Thursday, October 11, 2007

Texas Is a State, Isn't It? Inquiring Justices Want to Know

The joke was on Texas yesterday at the Supreme Court.

A Mexican citizen is on death row after Texas failed to follow a treaty that gave him the right to contact his embassy after he was arrested. While quoting a sentence from the U.S. Constitution that says "the judges in every state" are bound by treaties, Justice Stephen Bryer drew a laugh when he said, "I guess it means, including Texas." The following is in today's Santa Fe New Mexican:

Supreme Court Justice Stephen Breyer, with a bit of dramatic flair in the packed courtroom Wednesday, whipped out his pocket-size Constitution and began reading to a lawyer from Texas the pertinent section on international treaties.
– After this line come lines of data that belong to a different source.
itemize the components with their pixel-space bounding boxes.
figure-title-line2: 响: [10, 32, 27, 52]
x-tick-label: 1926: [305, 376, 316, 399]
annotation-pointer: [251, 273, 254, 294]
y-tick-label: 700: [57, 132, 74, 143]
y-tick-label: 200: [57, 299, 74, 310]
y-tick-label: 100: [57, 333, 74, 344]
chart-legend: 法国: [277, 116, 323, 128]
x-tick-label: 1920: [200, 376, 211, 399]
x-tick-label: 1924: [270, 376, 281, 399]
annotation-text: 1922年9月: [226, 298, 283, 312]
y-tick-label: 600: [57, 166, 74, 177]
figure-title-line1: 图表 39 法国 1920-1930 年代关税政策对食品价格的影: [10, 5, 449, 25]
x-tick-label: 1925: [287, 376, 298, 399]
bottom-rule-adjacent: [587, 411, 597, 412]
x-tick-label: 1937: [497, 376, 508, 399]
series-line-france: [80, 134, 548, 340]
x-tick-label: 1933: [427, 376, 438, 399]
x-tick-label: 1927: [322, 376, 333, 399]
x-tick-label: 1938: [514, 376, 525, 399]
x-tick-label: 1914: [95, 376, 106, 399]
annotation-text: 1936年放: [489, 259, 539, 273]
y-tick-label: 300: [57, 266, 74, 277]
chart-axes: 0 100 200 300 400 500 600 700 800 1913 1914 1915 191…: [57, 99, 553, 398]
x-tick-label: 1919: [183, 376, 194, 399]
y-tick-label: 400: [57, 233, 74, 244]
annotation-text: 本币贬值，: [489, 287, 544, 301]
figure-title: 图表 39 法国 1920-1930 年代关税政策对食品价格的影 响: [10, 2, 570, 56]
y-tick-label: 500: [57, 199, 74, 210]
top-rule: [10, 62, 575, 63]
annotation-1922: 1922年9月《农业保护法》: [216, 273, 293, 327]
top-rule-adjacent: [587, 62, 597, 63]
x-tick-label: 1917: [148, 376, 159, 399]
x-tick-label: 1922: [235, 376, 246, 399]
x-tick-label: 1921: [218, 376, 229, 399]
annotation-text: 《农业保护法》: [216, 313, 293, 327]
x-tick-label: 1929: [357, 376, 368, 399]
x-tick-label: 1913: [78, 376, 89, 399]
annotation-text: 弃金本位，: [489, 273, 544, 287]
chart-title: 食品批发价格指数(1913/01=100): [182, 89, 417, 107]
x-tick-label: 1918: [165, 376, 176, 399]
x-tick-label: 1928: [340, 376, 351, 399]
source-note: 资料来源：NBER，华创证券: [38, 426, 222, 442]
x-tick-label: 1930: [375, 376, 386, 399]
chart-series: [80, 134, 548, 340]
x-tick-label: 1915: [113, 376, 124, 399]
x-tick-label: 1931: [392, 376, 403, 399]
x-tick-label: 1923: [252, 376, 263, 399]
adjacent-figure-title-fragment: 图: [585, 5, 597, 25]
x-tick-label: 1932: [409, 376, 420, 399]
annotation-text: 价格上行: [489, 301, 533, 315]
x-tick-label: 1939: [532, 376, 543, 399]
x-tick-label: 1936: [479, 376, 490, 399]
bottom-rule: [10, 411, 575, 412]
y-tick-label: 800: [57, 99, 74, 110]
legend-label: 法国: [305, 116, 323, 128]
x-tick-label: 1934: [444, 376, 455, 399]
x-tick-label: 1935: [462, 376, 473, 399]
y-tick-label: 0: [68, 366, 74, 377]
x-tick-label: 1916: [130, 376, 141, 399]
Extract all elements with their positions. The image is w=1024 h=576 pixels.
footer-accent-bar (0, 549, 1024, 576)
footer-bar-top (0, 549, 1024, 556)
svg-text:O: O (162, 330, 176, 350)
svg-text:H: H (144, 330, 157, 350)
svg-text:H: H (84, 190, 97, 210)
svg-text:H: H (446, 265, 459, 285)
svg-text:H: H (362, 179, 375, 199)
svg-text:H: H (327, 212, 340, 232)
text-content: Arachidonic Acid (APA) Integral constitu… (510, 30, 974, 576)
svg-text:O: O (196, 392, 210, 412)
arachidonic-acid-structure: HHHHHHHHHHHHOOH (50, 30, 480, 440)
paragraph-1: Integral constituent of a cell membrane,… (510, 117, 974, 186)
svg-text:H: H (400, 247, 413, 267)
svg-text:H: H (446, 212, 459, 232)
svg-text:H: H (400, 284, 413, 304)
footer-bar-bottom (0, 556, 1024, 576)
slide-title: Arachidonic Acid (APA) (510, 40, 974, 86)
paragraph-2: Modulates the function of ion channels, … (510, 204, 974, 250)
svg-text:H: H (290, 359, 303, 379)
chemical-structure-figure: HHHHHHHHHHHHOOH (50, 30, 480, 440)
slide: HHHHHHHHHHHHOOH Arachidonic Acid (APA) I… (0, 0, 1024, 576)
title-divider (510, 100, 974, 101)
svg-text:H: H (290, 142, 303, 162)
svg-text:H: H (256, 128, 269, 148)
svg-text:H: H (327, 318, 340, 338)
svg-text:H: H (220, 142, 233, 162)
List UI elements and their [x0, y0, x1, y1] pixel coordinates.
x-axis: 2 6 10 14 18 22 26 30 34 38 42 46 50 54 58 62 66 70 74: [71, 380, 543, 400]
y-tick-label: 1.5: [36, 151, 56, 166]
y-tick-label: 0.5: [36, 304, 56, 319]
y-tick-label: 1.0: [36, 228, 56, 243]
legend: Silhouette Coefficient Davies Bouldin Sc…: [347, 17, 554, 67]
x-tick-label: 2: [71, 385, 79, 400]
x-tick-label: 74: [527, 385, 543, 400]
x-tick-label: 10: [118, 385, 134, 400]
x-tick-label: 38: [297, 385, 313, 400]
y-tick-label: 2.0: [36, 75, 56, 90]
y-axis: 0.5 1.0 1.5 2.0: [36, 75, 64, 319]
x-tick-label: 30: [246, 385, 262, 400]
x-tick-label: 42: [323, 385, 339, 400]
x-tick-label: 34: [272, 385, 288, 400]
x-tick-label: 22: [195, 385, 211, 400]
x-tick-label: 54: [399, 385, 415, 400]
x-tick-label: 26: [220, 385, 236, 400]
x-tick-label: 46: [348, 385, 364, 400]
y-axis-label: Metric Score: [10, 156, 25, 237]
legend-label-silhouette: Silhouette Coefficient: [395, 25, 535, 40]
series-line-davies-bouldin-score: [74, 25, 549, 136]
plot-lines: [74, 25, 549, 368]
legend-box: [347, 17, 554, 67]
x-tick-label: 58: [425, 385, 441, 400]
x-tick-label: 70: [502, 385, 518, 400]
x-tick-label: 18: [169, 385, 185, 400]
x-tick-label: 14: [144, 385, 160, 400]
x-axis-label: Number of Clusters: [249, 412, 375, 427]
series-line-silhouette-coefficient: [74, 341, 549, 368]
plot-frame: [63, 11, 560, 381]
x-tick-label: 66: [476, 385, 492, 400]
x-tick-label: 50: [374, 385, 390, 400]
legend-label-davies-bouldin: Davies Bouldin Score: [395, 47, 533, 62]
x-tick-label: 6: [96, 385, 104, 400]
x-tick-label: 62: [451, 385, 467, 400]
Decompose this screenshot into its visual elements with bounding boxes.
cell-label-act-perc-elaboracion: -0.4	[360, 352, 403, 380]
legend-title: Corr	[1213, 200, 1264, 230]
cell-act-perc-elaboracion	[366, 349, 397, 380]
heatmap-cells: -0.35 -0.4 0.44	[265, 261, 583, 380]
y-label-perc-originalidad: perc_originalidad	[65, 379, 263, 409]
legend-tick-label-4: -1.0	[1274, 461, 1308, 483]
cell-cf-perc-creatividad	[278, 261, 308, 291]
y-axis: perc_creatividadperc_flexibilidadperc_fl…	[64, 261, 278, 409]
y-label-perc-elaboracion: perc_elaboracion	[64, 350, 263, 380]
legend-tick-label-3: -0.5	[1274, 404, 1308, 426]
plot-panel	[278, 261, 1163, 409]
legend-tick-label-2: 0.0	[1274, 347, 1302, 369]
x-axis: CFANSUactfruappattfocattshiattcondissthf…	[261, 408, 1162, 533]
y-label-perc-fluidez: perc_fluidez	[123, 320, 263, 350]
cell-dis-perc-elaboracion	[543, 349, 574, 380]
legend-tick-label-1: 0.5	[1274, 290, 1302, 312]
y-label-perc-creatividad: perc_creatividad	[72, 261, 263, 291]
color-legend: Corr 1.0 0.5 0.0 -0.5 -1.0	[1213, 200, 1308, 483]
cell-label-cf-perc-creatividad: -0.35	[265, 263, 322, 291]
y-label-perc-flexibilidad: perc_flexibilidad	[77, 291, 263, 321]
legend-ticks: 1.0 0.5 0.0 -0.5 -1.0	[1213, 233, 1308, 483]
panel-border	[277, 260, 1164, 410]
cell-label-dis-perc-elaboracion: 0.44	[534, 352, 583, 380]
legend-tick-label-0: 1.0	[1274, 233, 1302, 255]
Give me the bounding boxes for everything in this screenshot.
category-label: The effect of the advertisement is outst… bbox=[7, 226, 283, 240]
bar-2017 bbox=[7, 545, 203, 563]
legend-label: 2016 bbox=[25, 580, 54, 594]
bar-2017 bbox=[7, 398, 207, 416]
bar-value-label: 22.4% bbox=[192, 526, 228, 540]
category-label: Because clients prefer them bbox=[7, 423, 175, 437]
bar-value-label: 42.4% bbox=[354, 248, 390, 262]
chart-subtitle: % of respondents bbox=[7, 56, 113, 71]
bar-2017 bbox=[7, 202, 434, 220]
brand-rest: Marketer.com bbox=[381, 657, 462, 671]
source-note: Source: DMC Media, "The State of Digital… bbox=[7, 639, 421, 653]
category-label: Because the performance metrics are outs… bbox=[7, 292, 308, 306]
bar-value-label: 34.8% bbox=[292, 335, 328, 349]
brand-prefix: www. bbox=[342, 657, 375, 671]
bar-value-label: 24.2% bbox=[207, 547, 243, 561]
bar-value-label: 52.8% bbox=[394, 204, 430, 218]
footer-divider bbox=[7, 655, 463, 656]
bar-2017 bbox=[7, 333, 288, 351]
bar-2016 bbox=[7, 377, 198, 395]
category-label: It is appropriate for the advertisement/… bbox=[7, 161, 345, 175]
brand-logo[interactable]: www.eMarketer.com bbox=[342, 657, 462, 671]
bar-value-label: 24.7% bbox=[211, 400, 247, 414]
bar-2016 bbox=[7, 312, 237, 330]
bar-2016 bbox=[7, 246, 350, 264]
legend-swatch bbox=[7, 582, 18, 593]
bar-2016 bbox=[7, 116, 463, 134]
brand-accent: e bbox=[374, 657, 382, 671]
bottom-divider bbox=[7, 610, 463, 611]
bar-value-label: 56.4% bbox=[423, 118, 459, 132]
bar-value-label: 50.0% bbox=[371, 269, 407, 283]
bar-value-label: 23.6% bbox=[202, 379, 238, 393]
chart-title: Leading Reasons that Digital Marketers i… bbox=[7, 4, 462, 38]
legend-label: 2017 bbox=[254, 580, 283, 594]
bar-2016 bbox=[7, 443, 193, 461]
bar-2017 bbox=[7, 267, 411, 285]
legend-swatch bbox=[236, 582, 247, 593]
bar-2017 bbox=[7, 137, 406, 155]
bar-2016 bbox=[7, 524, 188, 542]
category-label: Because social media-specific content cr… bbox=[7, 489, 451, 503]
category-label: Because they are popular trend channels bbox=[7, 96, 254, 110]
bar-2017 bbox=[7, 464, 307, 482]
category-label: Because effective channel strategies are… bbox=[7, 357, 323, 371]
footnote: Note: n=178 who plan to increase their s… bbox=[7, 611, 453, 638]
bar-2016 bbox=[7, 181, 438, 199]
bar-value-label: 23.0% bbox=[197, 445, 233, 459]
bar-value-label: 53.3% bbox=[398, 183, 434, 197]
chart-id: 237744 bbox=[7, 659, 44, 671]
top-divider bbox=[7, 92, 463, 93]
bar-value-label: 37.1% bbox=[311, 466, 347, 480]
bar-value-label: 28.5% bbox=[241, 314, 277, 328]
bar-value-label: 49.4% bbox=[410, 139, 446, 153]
Treaties "shall be the supreme law of the land, and the judges in every state," Breyer said, pausing briefly, "I guess it means, including Texas, 'shall be bound thereby.' "

His little joke aside, Breyer was probing a question at the heart of a complicated dispute over the role of international law and claims of executive power in the case of a Mexican on death row for rape and murder.

Despite his support for the death penalty, President Bush has intervened in the case on behalf of Jose Ernesto Medellin.

Texas Solicitor General R. Ted Cruz told Breyer and his colleagues that the international court ruling has no weight in Texas and that Bush has no power to order its enforcement.

The justices engaged in a spirited discussion of who gets the final say in whether Texas courts must give Medellin a new hearing because local police never notified Mexican diplomats he had been arrested, in violation of an international treaty.